A universal geography is scarcely the kind of work in which one would expect to find information concerning the food and drink taken by New Englanders for breakfast, and yet that is precisely what one does find in Samuel B. Goodrich's Pictorial Geography of the World, published in Boston in 1841.
"The breakfast," says Mr. Goodrich in the section of his work devoted to New England, "which, in the country, is held at an early hour, and often by sunrise, is no evanescent thing. In a farmer's family, it consists of little less than ham, beef, sausages, bread, butter, boiled potatoes, pies, coffee, and cider.
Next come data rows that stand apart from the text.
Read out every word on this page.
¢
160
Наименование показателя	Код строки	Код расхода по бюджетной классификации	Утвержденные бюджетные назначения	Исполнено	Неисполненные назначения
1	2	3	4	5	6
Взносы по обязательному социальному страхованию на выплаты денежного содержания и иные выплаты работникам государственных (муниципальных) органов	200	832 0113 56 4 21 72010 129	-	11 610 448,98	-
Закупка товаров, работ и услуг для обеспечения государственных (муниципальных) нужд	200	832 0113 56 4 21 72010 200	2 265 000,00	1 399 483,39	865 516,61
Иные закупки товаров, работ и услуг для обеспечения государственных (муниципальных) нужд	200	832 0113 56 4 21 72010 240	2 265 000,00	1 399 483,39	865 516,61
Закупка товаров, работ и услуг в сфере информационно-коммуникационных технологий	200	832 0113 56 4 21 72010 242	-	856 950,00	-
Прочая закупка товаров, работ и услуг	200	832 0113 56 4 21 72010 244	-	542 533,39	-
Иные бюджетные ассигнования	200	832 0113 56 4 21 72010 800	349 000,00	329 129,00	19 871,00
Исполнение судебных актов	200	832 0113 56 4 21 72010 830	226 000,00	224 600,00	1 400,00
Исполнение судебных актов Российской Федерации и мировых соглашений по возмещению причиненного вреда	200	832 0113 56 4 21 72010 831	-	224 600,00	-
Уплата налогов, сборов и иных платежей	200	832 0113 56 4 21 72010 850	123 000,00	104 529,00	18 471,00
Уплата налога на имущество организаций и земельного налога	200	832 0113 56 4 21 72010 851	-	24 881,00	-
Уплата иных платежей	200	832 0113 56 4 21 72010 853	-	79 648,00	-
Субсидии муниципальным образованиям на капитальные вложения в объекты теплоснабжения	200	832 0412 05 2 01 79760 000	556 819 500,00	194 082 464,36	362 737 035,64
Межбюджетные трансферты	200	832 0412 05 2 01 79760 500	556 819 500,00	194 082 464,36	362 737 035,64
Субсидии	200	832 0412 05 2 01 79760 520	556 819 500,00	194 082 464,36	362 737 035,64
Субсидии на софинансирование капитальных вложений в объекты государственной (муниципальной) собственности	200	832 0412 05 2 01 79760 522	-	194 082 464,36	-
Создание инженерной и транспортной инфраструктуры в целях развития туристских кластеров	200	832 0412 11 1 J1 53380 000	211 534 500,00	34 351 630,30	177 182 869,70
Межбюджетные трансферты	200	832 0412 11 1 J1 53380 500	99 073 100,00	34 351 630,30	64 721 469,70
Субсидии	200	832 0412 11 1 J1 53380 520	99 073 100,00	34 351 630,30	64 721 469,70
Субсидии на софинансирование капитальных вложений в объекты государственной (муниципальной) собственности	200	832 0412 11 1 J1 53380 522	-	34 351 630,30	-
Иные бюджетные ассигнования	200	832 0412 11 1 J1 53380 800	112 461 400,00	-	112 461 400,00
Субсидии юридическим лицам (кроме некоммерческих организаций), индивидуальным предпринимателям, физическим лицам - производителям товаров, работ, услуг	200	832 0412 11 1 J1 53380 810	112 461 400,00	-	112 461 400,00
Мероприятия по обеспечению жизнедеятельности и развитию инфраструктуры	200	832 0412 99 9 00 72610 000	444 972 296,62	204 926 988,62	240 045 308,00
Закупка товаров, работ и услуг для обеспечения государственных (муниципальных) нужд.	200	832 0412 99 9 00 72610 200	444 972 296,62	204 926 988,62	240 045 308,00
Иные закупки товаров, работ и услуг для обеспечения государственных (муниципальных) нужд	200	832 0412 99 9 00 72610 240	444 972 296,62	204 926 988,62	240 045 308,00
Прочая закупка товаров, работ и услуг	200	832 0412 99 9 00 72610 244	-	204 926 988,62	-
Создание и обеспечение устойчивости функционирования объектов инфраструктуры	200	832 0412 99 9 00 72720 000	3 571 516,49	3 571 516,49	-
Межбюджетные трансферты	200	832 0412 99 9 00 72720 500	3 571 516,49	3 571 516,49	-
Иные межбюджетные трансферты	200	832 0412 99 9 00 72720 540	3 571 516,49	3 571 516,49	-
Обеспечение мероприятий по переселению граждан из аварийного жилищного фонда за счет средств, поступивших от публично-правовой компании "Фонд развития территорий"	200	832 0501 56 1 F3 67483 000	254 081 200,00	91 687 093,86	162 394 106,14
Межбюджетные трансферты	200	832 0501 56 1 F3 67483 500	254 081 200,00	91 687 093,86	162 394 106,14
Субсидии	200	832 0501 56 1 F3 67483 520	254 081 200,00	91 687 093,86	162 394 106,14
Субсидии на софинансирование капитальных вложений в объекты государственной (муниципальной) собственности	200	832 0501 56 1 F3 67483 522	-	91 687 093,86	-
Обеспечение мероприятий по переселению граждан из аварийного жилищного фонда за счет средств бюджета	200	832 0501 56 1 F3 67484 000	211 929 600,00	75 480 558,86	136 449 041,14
The use of coffee in the morning, and of tea at night, is almost universal. At hotels and boarding houses, the standing breakfast is of beef, mutton, ham, broiled chickens, sausages, tripe, various kinds of fish, tongue, bread, butter, coffee, and cider."
But Charles Dickens,
who was more conscious of food than most authors, was not favorable impressed with the meals served to him at the Boston hotel where he stayed when he visited this country the year following the publication of Mr. Goodrich's geography. "In our private room," he says in American Notes for General Publication, "the cloth could not, for any earthly consideration, have been laid for dinner without a huge glass dish of cranberries in the middle of the table; and breakfast would have been no breakfast unless the principal dish were a deformed beefsteak with a great flat bone in the centre, swimming in hot butter, and sprinkled with the very blackest of all possible pepper."
This is unkind judgement, but not so many years later Mark Twain,
who lived a great part of his life and did his best work in New England, described with equal cander the beefsteak he had for breakfast on Dickens's side of the Atlantic. He said it was neither cut right nor cooked properly. It came on the table in a small pewter platter bordered with grease-soaked potatoes. It was the size, shape, and thickness of a man's hand with the thumb and fingers cut off. It was overdone, rather dry, tasted pretty insipid, aroused no enthusiasm.
Then with the memory of hundreds of New England breakfasts in mind, Mark Twain wrote a description of the kind of beefsteak he might have had for breakfast at home. It is the most mouthwatering description in literature. "A mighty porterhouse steak an inch and a half thick,
hot and sputtering from the griddle; enriched with little melting bits of butter of the most unimpeachable freshness and genuineness; the precious juices of the meat trickling out and joining with the gravy, archipelagoes with mushrooms; a township or two of tender, yellowish fat gracing an outlying district of this ample county of beefsteak; the long white bone which divides the sirloin from the tenderloin still in its place."
To this magnificent breakfast steak Mark Twain added a great cup of American homemade coffee, with the cream afroth on the top, some real butter, firm and yellow and fresh, some smoking hot biscuits, and a plate of buckwheat cakes with transparent syrup. In short, the kind of breakfast to which New Englanders were accustomed.